School districts, hospital systems, government agencies and companies large and small are targeted in ransomware attacks.

"Believe me when I tell you they are after every business sector, no matter what it is," said Holly Hubert, a former FBI agent and founder of Amherst-based GlobalSecurityIQ.

School districts have become particularly attractive targets, experts say, because they often don't invest in the highest-level cybersecurity measures, they store extensive data on students and employees and they have had to ramp up extensive remote-learning procedures since the start of the pandemic.

The K-12 Cybersecurity Resource Center collected 408 publicly disclosed school incidents in 2020, including ransomware attacks, data breaches and denial-of-service attacks, an 18-percent increase from the year before.

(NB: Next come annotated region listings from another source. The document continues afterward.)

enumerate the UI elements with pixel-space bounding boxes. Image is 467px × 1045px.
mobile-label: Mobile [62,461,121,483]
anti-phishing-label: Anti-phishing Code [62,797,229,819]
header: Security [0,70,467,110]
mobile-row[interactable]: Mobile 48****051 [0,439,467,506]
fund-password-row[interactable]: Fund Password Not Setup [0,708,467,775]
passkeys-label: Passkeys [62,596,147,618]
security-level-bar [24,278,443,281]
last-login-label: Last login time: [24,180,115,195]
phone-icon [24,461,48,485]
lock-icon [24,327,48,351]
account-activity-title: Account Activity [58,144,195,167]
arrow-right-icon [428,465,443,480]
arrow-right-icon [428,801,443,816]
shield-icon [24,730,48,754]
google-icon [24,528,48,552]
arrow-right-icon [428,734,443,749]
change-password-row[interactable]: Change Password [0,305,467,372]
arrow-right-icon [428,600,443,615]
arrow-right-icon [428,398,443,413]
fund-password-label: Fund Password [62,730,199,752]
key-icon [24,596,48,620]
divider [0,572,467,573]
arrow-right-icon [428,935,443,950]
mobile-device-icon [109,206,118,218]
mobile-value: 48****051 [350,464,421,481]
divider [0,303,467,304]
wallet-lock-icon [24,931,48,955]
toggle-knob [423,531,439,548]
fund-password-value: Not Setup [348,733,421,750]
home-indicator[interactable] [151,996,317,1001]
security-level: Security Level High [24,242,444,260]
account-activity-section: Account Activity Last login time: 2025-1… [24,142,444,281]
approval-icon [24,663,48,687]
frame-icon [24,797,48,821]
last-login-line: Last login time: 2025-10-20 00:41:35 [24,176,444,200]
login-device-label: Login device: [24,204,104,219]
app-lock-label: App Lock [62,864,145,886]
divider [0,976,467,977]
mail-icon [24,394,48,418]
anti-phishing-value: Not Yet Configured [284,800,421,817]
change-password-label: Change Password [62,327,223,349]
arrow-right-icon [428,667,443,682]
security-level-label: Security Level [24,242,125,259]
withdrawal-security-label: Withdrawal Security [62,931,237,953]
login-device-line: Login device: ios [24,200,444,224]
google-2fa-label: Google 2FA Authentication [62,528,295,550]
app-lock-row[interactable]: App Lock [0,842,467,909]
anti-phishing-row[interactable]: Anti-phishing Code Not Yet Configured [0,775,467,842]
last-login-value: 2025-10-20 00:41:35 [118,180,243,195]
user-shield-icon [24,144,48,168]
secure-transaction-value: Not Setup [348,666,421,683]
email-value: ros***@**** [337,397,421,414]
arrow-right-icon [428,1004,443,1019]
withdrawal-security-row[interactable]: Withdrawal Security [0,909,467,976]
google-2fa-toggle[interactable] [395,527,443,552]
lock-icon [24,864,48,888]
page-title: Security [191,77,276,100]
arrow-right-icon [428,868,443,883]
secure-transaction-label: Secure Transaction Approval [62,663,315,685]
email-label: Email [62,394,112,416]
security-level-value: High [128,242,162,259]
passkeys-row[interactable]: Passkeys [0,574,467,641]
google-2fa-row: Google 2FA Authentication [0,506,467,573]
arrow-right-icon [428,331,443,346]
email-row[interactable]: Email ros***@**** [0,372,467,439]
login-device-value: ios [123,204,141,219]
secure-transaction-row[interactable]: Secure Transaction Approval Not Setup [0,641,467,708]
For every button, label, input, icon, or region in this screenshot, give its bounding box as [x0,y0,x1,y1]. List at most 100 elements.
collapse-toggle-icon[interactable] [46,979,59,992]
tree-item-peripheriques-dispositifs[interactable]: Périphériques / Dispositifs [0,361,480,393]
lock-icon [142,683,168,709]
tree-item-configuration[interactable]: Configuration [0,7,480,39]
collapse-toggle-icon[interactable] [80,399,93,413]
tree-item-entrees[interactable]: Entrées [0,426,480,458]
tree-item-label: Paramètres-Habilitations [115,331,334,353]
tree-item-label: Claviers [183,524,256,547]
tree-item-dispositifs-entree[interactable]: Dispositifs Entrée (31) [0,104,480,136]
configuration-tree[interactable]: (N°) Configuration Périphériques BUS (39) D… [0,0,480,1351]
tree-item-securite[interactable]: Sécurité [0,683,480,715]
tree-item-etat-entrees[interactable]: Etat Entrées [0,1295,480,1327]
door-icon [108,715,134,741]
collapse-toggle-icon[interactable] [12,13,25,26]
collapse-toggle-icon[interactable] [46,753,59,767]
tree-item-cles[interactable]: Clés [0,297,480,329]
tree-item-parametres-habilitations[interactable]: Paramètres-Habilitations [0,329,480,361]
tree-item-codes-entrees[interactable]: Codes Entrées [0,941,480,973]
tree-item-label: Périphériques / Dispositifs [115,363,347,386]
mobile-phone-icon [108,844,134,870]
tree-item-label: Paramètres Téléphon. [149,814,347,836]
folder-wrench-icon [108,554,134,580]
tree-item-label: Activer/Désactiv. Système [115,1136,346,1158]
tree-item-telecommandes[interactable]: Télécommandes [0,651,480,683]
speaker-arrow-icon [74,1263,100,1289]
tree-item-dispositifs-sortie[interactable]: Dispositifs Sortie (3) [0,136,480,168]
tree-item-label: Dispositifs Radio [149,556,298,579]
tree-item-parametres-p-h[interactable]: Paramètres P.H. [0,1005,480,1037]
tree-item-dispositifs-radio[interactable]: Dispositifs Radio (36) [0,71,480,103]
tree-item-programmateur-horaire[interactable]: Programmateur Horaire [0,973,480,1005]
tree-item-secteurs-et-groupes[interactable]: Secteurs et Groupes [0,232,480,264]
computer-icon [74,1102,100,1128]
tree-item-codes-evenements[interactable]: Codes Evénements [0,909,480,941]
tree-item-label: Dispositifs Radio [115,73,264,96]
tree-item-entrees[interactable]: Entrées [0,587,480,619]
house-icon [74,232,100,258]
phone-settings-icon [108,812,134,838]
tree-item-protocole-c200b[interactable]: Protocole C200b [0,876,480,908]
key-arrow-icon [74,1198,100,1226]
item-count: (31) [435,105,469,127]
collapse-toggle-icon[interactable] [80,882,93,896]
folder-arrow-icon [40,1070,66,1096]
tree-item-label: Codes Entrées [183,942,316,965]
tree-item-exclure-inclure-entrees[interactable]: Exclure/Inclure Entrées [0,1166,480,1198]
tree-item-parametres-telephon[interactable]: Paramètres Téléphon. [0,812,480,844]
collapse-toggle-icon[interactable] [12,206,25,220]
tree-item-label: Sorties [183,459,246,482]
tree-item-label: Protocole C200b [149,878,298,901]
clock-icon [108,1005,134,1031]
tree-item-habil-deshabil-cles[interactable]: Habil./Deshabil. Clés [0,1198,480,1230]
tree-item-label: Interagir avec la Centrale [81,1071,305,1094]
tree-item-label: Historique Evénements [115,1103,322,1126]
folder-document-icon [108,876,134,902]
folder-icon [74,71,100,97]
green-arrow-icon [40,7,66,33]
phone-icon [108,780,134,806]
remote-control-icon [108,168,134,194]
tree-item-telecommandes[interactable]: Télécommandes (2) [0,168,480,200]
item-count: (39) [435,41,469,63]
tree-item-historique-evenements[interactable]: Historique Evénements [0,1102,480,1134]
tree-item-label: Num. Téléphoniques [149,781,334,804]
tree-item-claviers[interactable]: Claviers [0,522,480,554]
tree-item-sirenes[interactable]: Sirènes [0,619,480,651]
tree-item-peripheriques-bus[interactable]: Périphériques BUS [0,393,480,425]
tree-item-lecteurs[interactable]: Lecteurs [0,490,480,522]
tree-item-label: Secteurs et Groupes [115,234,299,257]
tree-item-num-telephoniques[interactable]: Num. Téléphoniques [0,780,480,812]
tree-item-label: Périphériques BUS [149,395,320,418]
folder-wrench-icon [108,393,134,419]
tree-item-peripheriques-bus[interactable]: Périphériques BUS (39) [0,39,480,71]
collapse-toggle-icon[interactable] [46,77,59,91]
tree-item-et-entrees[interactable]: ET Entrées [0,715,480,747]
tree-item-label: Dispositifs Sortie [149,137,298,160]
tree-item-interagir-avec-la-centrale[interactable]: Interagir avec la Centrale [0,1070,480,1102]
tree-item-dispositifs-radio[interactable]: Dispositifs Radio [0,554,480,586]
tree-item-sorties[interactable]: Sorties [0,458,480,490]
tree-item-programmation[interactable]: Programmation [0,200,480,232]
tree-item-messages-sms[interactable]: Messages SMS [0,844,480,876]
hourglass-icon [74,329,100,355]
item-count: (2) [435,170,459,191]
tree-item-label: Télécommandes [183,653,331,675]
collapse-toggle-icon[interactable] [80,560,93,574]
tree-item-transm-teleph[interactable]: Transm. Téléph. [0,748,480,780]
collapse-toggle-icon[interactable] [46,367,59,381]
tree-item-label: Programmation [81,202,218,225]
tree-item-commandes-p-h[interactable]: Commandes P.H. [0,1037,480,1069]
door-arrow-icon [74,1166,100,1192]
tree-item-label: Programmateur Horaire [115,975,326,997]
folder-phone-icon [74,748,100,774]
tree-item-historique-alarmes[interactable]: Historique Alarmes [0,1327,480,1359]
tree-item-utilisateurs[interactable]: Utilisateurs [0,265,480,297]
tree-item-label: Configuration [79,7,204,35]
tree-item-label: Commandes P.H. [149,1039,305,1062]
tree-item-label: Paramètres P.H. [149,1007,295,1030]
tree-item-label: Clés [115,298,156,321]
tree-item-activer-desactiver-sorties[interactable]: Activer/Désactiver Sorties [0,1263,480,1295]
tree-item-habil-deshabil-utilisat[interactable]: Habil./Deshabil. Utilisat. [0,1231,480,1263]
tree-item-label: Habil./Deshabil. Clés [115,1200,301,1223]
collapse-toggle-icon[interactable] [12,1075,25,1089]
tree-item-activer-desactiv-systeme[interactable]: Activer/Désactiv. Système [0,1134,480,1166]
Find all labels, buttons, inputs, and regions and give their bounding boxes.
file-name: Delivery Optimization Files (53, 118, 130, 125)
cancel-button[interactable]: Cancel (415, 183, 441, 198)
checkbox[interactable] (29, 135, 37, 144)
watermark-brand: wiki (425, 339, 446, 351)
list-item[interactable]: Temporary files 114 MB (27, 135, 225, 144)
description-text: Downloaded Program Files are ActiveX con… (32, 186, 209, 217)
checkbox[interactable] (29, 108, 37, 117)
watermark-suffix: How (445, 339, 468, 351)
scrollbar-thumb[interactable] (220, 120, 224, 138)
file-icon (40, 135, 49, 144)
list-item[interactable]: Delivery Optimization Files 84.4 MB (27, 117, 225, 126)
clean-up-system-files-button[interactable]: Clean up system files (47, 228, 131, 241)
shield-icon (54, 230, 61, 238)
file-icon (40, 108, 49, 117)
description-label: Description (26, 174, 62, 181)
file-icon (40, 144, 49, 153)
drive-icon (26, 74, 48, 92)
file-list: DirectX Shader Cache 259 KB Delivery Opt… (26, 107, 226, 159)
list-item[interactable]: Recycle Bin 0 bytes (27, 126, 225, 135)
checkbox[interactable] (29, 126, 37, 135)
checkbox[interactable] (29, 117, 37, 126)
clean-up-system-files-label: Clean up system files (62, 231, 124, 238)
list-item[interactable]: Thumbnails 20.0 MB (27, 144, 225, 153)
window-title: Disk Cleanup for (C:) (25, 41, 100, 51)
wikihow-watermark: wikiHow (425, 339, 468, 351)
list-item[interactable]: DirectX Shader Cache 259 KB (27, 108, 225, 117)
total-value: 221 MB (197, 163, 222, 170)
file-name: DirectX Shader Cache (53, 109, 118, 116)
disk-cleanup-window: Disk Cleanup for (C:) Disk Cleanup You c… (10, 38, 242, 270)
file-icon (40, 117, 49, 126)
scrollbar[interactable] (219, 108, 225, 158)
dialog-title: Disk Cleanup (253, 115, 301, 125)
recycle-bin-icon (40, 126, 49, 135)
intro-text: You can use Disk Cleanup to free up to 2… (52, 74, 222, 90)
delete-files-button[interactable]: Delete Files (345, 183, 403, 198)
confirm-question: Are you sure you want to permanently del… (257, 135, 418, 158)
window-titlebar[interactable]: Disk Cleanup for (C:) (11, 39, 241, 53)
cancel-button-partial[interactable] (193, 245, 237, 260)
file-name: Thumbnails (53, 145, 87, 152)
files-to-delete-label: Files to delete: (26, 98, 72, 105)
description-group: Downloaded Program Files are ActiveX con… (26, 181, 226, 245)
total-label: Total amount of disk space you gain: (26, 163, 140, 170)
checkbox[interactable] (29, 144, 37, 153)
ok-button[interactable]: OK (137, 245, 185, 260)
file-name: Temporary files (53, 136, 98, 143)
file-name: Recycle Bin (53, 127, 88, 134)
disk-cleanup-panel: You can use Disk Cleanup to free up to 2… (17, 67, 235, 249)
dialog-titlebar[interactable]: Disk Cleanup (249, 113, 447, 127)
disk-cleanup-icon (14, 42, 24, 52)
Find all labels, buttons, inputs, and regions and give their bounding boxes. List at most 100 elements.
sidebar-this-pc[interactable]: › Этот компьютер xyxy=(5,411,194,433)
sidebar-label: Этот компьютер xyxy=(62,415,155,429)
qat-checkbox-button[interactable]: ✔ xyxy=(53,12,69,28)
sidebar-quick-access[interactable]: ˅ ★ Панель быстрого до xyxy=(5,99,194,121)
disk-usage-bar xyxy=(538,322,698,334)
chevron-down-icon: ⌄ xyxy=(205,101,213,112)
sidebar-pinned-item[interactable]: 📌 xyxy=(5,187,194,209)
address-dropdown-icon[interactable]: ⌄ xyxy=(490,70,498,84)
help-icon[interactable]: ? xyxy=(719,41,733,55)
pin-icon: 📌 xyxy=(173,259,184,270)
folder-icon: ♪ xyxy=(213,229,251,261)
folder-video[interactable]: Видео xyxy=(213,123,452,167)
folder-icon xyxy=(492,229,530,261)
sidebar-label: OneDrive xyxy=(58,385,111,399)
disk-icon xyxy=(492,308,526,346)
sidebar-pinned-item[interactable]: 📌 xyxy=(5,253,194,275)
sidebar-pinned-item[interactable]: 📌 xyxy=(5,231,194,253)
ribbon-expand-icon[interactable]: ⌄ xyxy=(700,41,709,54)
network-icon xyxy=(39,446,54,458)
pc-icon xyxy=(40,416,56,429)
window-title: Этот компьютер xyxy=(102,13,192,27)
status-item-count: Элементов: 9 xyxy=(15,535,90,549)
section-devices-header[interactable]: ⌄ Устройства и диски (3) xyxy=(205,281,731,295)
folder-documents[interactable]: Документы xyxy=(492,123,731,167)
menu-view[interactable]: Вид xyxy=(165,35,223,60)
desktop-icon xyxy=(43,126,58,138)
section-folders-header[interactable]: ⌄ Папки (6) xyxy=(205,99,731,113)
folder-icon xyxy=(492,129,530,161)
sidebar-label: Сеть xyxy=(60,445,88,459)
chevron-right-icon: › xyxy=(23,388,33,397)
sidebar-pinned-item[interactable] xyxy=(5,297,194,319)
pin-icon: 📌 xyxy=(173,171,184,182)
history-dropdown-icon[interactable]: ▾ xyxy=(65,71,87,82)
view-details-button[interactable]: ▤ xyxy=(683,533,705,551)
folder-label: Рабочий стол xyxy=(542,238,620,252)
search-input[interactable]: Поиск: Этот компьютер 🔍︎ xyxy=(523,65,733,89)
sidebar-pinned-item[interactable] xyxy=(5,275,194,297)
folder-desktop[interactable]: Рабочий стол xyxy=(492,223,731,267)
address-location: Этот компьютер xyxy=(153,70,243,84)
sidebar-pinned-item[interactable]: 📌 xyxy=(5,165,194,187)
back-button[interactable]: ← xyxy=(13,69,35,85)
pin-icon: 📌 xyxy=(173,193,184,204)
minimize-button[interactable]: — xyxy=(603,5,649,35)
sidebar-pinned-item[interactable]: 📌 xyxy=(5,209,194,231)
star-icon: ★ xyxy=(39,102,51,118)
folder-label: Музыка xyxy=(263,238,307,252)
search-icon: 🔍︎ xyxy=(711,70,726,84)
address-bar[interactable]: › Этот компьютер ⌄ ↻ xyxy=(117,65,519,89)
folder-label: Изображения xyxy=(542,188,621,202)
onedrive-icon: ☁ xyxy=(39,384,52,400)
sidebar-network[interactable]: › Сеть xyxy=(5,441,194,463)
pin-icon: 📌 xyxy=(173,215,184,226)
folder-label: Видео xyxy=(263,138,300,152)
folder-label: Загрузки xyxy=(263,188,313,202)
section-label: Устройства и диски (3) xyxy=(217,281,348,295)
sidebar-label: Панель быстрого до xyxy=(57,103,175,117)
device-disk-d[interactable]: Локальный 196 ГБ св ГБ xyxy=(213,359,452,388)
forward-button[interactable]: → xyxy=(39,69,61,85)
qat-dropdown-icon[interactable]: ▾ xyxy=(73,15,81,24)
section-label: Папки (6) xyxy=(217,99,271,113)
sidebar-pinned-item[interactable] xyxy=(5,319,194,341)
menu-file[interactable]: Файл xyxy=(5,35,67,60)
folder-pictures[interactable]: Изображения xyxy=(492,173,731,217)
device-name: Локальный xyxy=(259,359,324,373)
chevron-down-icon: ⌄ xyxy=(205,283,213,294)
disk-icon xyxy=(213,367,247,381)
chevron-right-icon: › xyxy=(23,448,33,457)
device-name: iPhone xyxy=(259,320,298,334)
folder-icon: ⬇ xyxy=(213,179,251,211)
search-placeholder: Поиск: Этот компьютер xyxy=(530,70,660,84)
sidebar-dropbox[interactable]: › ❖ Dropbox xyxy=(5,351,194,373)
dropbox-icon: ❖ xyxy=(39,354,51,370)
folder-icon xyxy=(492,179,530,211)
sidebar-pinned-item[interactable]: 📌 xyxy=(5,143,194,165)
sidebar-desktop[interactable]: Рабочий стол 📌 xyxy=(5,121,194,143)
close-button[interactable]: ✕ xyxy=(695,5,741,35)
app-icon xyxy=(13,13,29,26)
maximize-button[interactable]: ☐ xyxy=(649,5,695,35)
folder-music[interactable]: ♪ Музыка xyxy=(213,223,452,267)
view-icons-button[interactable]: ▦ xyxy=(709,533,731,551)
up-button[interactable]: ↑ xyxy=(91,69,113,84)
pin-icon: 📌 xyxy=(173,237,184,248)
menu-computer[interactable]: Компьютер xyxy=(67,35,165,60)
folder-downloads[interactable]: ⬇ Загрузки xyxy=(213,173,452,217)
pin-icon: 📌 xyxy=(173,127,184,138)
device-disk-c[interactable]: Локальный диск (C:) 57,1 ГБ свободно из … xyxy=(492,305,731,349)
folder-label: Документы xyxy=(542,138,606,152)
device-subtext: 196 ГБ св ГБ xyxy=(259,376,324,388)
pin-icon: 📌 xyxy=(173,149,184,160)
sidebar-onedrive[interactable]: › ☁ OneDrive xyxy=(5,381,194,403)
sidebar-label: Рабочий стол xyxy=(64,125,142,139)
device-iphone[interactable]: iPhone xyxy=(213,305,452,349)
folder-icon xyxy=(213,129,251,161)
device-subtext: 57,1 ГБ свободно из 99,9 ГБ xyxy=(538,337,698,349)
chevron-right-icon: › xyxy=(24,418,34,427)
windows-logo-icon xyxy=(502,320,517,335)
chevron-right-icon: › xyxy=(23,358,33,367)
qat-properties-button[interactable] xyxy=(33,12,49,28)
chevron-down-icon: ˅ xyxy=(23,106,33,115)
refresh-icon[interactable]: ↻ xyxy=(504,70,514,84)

A ransomware attack without a ransom demand is "uncommon," said Hubert.

But there could be any of a number of reasons for this, said Hubert, whose firm didn't work on this incident. For example, if the district regularly backed up the data it stored and the attack occurred moments after one of those frequent backups, the hackers behind the attack could come away empty handed, she said.

The public isn't likely to learn the specifics of what happened, and who was behind it, unless the Justice Department brings charges against the attackers.

"You're not going to see attribution until there's a prosecution," Hubert said.

This isn't always possible, she said, noting sophisticated ransomware attacks increasingly are launched from overseas by international criminal gangs or state actors.

The Buffalo FBI office declined to comment on its investigation.

District stakeholders say they understand the district isn't alone in confronting cybersecurity threats and officials can't disclose anything that would compromise a criminal investigation.

But they say they're not completely satisfied with the level of detail officials have shared about the extent of the attack.

Mistretta said it's clear the district lost instructional material and other data that was stored on its network. She said she's aware of teachers who had to rebuild their lesson plans and schools that had to reconstruct the templates they followed for their annual graduation ceremonies.

"It's very extensive, the data that was lost," Mistretta said.

Buffalo Teachers Federation President Phil Rumore said the union has requested more information from the district on how its members were affected. He also said teachers want more training into best cybersecurity practices and more time to be able to sign up for IT consulting and monitoring services.

The BTF plans to meet with district officials on the issue in December.

"The bottom line is the transparency," Rumore said. "We want to have more access and quicker access to what exactly is going on, what has been compromised, et cetera, within the guidelines that are required by the federal government."

©2021 The Buffalo News (Buffalo, N.Y.). Distributed by Tribune Content Agency, LLC.